Improving compliance and persistence involves costs as well as benefits. The savings produced by the fractures prevented are offset by the costs of the intervention. Thus, strategies for improving compliance and persistence must be assessed in terms of their cost−effectiveness. Since there are insufficient data from clinical trials to estimate the impact of compliance and persistence on cost-effectiveness, simulations based on data derived from the Swedish population are used [5358]. In the base case, treating a 70-year-old woman without a previous fracture for 5 years with a drug that halves fracture risk with 100% compliance and persistence costs €544 (5000 Swedish Kronor [SEK]) per year. The cost per quality-adjusted life-year (QALY) gained is €17,445 (Table 3). Assuming that lack of compliance and/or persistence produces a treatment outcome of 80%, 50% and 30% of the fracture risk reduction demonstrated in clinical trials, the cost per QALY increases to approximately €25,000, €48,000 and €89,000, respectively (Table 3). In the last case, the cost per QALY is higher than the Swedish cost-effectiveness threshold (600,000 SEK = €65,303). Table 3 also shows the maximal price for a new intervention with the same efficacy (50% fracture reduction) if it improves compliance sufficiently to achieve the optimal effect in clinical practice. The last line of Table 3 shows the maximal price for the intervention if it is valued at the threshold cost per QALY of SEK 600,000. These calculations assume that if the patient stops the drug (non-persistence), there are no further intervention costs but if the drug is taken irregularly (reduced compliance), full intervention costs are incurred and physician visits and bone density measurements are unaffected.

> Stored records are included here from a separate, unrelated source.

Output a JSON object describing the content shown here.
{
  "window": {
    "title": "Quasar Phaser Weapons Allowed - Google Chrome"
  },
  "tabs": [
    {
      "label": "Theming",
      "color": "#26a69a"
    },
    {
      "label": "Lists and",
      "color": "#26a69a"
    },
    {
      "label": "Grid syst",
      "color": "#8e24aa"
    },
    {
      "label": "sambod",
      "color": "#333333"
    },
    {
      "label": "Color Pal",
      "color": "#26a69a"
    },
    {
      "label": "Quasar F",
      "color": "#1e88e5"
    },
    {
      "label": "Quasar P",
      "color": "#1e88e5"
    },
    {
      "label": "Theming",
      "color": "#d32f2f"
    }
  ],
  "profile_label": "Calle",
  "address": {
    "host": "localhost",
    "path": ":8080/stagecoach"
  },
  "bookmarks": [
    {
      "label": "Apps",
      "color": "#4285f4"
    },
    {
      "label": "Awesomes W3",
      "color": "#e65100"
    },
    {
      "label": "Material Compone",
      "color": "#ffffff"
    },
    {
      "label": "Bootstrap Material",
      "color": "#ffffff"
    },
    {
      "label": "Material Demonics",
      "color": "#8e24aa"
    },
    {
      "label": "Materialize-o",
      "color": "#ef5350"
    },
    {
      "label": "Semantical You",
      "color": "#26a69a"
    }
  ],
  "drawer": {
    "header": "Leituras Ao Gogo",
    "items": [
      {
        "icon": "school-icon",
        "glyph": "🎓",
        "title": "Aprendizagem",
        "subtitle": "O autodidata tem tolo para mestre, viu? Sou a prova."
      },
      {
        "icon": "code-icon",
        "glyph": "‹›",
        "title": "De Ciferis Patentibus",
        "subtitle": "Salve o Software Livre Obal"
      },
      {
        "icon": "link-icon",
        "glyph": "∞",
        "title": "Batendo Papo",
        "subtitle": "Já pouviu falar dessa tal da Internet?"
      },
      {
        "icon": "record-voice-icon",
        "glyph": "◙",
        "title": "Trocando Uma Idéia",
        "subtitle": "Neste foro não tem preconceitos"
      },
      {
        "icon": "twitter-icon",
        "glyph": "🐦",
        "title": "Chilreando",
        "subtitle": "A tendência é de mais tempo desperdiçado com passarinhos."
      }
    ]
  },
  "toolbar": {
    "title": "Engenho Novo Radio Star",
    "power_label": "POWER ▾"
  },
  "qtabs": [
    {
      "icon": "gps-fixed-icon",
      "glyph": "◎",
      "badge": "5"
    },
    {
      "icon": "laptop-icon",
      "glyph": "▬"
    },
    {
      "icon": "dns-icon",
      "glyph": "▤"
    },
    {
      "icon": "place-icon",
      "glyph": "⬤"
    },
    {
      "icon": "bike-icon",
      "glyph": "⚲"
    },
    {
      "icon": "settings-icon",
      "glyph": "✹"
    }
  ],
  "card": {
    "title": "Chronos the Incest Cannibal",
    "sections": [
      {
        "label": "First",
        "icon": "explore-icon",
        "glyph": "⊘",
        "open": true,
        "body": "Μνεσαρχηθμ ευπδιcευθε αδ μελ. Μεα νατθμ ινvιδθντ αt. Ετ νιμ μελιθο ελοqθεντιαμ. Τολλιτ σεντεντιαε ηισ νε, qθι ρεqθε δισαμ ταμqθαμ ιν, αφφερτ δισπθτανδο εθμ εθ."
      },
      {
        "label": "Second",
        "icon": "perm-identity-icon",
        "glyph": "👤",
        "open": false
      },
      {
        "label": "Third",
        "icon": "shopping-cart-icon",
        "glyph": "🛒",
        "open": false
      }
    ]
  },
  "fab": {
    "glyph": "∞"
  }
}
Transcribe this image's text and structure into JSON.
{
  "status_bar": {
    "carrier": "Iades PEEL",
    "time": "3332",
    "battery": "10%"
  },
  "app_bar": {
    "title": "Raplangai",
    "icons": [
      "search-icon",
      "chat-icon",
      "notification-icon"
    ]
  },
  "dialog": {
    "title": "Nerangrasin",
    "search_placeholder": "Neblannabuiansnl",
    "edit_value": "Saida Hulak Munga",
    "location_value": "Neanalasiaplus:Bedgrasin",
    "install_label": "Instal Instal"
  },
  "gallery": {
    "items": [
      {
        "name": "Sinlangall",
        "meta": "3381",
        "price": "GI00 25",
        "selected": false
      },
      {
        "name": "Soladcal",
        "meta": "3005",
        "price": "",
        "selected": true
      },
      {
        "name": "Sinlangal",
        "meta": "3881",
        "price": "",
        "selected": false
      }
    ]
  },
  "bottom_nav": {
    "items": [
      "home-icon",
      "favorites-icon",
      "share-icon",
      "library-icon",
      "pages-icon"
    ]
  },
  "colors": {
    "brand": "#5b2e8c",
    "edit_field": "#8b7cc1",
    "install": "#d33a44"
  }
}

Table 3 Simulations of the importance of compliance for cost-effectiveness, resulting in a reduced fraction of benefit

Conclusions

Poor compliance with osteoporosis therapies is common, appears within the first months of initiating therapy and is associated with higher fracture rates. The compliance threshold below which anti-fracture efficacy declines is unknown. Poor compliance is a major challenge in contemporary therapeutics because its causes are not known and there are no known clinical features that identify individuals likely to be poor compliers. Factors other than lack of treatment may contribute both to the poor compliance and to the poorer outcomes suffered by these individuals. Less frequent dosing and monitoring of compliance are both associated with better compliance and lower fracture rates but the benefits are still below the high levels considered necessary to achieve optimal anti-fracture efficacy. Given these limitations, close monitoring of compliance and persistence with osteoporosis therapies should be an obligatory duty in clinical care.